When should I create an incident vs. just answering inbound questions?
The short answer: as soon as you’re confident an issue is real and could affect more than one customer, create the incident. The cost of a public incident is much lower than the cost of customers feeling left in the dark.
The simple test
Ask yourself: Will I have to give the same answer to more than one customer?
If yes — create the incident. Posting a public update is faster than copy-pasting a status into ten separate replies, and customers get the same information at the same time without having to ask.
If no — handle it inside the affected conversation.
When NOT to create an incident
Plenty of issues don’t warrant one:
- A single customer’s account-specific problem — wrong permissions, missing data, billing dispute. These are conversations, not incidents.
- A bug you’ve confirmed only affects edge cases that haven’t surfaced publicly. Fix it, don’t broadcast it.
- An issue you’re not yet sure is real — wait until you have enough evidence to write a credible title. Posting “we are investigating reports of an issue” when you don’t yet know if the issue exists creates panic.
- An internal problem the customer can’t see — an internal tool is down, but customer-facing functionality is fine. Track it internally.
When you should definitely create one
- Anything visible from outside — slowness, errors, missing features.
- Anything that’s caused at least one inbound support conversation — if one customer asked, others will.

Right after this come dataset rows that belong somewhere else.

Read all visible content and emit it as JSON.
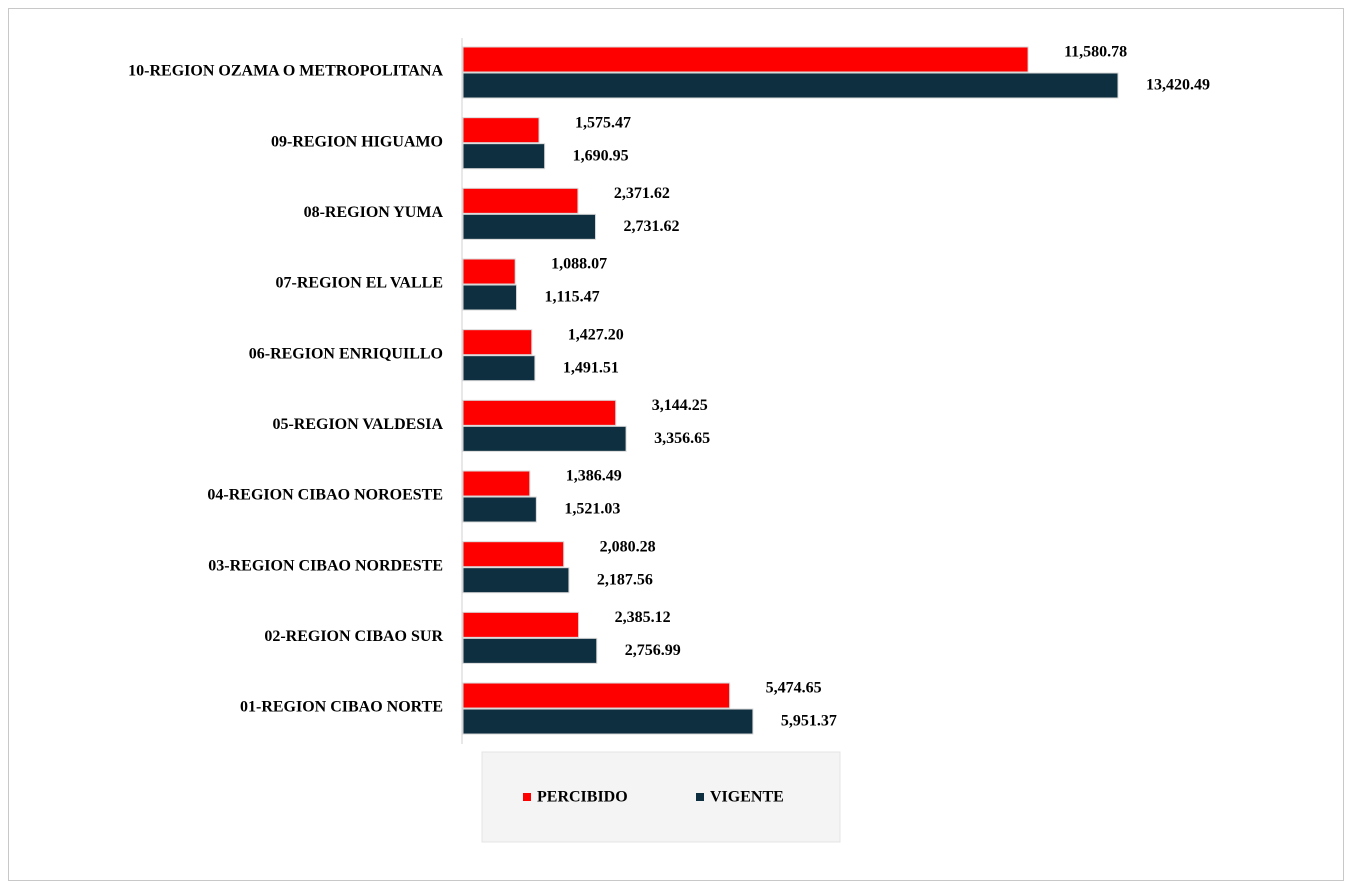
{
  "chart_data": {
    "type": "bar",
    "orientation": "horizontal",
    "categories": [
      "10-REGION OZAMA O METROPOLITANA",
      "09-REGION HIGUAMO",
      "08-REGION YUMA",
      "07-REGION EL VALLE",
      "06-REGION ENRIQUILLO",
      "05-REGION VALDESIA",
      "04-REGION CIBAO NOROESTE",
      "03-REGION CIBAO NORDESTE",
      "02-REGION CIBAO SUR",
      "01-REGION CIBAO NORTE"
    ],
    "series": [
      {
        "name": "PERCIBIDO",
        "color": "#ff0000",
        "values": [
          11580.78,
          1575.47,
          2371.62,
          1088.07,
          1427.2,
          3144.25,
          1386.49,
          2080.28,
          2385.12,
          5474.65
        ],
        "value_labels": [
          "11,580.78",
          "1,575.47",
          "2,371.62",
          "1,088.07",
          "1,427.20",
          "3,144.25",
          "1,386.49",
          "2,080.28",
          "2,385.12",
          "5,474.65"
        ]
      },
      {
        "name": "VIGENTE",
        "color": "#0e2f40",
        "values": [
          13420.49,
          1690.95,
          2731.62,
          1115.47,
          1491.51,
          3356.65,
          1521.03,
          2187.56,
          2756.99,
          5951.37
        ],
        "value_labels": [
          "13,420.49",
          "1,690.95",
          "2,731.62",
          "1,115.47",
          "1,491.51",
          "3,356.65",
          "1,521.03",
          "2,187.56",
          "2,756.99",
          "5,951.37"
        ]
      }
    ],
    "legend": "bottom"
  }
}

- Planned maintenance windows that will take a customer-facing feature offline. Create with status Monitoring or Identified, mention the duration, and set the affected components to
maintenance.
The half-resolved case
A common pattern: an issue happens, your team fixes it within 5 minutes, the incident never went visible enough for customers to notice. Should you backfill an incident?
Default to yes when you’re unsure. A short retrospective incident — “Brief outage of the X service from 14:02 to 14:07 UTC. Root cause: Y. Resolved.” — signals operational maturity to customers reading your status page history. It costs almost nothing to create.
The exception: completely internal hiccups (a deploy that auto-rolled back without affecting anything customer-facing). No need.
What about minor degradations?
If a component is degraded for an extended period but everything still works, your call:
- Set the component status to
degradedwithout creating an incident. The status page shows the degradation; customers who look will see it. - Create an incident if you want subscribers to be notified and if you’ll be posting updates as you work through it.
Most teams err on the side of creating the incident for anything lasting more than ~10 minutes.